Line E. Child tax credit. When you file your tax return, you may
be eligible to claim a child tax credit for each of your eligible
children. To qualify, the child must be under age 17 as of
December 31, must be your dependent who lives with you for
more than half the year, and must have a valid social security
number. To learn more about this credit, see Pub. 972, Child
Tax Credit. To reduce the tax withheld from your payments by
taking this credit into account, follow the instructions on line E
of the worksheet. On the worksheet you will be asked about
your total income. For this purpose, total income includes all of
your pensions, wages, and other income, including income
earned by a spouse, if you are filing a joint return.
Line F. Credit for other dependents. When you file your tax
return, you may be eligible to claim a credit for other
dependents for whom a child tax credit cannot be claimed, such
as a qualifying child who does not meet the age or social
security number requirement for the child tax credit, or a
qualifying relative. To learn more about this credit, see Pub. 972.
To reduce the tax withheld from your payments by taking this
credit into account, follow the instructions on line F of the
worksheet. On the worksheet, you will be asked about your total
income. For this purpose, total income includes all of your
pensions, wages, and other income, including income earned by
a spouse, if you are filing a joint return.
Line G. Other credits. You may be able to reduce the tax
withheld from your payments if you expect to claim other tax
credits, such as tax credits for education (see Pub. 970). If you
do so, your payments will be larger, but the amount of any
refund that you receive when you file your tax return will be
smaller. Follow the instructions for Worksheet 1‐6 in Pub. 505 if
you want to reduce your withholding to take these credits into
account. Enter “-0-” on lines E and F if you use Worksheet 1-6.
Deductions, Adjustments, and Additional
Income Worksheet
Complete this worksheet to determine if you’re able to reduce
the tax withheld from your pension or annuity payments to
account for your itemized deductions and other adjustments to
income, such as IRA contributions. If you do so, your refund at
the end of the year will be smaller, but your payments will be
larger. You’re not required to complete this worksheet or reduce
your withholding if you don’t wish to do so.

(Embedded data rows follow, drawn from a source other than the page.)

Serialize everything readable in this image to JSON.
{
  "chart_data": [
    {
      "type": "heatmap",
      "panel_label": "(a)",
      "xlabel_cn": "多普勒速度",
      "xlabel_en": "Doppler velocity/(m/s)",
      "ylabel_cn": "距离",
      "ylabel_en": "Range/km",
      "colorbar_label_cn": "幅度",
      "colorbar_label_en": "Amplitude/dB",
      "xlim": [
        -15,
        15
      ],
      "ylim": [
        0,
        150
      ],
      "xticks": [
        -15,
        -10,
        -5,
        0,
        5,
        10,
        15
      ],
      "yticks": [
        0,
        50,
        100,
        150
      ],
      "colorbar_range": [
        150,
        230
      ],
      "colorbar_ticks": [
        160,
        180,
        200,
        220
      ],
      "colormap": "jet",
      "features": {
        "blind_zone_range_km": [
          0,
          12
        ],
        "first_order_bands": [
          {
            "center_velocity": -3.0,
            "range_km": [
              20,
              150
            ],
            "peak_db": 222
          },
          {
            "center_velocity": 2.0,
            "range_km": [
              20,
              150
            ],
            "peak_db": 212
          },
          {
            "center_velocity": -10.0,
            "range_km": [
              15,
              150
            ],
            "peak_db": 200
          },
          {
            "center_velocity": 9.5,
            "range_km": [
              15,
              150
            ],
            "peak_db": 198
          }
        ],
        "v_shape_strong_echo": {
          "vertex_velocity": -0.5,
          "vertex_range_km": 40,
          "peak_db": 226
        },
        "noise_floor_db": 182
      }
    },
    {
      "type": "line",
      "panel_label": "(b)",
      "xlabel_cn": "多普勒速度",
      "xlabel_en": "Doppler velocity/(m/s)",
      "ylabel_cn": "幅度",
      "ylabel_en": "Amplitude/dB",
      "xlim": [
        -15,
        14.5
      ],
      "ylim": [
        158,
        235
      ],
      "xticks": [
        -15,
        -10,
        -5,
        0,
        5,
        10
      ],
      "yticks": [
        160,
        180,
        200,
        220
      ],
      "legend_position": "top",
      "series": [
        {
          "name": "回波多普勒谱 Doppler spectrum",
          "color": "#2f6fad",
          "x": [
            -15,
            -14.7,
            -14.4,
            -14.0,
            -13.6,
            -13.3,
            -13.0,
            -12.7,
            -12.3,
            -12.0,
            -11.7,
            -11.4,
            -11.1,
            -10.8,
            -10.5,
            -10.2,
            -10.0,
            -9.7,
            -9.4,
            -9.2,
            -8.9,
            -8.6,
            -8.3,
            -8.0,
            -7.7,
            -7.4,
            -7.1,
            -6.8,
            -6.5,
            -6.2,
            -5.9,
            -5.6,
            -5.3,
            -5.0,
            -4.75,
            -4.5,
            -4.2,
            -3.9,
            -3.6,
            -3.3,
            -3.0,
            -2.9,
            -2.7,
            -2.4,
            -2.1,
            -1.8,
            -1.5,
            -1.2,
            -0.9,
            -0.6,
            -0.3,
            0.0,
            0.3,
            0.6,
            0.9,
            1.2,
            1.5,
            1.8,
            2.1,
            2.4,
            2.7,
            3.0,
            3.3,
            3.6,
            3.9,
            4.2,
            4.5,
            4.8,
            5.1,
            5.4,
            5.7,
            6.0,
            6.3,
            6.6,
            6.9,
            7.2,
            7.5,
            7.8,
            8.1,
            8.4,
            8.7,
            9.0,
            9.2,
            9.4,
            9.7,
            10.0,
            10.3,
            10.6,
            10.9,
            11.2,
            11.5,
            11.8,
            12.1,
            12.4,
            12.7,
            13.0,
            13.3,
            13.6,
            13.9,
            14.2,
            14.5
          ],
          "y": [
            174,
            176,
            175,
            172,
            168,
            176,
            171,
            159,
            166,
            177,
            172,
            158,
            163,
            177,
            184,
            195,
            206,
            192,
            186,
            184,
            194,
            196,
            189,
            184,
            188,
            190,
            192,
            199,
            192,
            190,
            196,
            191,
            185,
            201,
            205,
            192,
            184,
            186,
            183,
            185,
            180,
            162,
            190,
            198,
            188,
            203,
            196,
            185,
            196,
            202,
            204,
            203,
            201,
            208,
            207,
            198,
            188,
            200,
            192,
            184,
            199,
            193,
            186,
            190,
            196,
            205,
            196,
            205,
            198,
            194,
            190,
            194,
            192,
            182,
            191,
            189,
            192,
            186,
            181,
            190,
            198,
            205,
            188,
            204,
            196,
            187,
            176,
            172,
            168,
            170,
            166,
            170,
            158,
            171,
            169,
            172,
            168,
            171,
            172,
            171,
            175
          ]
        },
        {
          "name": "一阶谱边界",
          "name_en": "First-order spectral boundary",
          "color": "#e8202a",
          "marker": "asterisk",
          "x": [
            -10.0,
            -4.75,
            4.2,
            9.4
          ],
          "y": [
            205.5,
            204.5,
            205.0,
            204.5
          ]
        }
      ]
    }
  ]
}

You can also use this worksheet to figure out how much to
increase the tax withheld from your payments if you have a large
amount of other income not subject to withholding, such as
interest, dividends, or capital gains.
Another option is to take these items into account and make
your withholding more accurate by using the calculator at
www.irs.gov/W4App. If you use the calculator, you don’t need
to complete any of the worksheets for Form W‐4P.

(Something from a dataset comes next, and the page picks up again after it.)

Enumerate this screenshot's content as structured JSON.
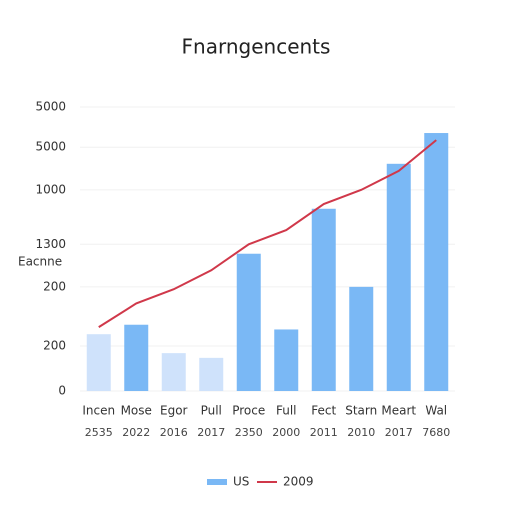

Multiple Pensions/More‐Than‐One‐Income
Worksheet
Complete this worksheet if you receive more than one pension,
if you have a pension and a job, or if you’re married filing jointly
and have a working spouse or a spouse who receives a
pension. If you don’t complete this worksheet, you might have
too little tax withheld. If so, you will owe tax when you file your
tax return and may be subject to a penalty.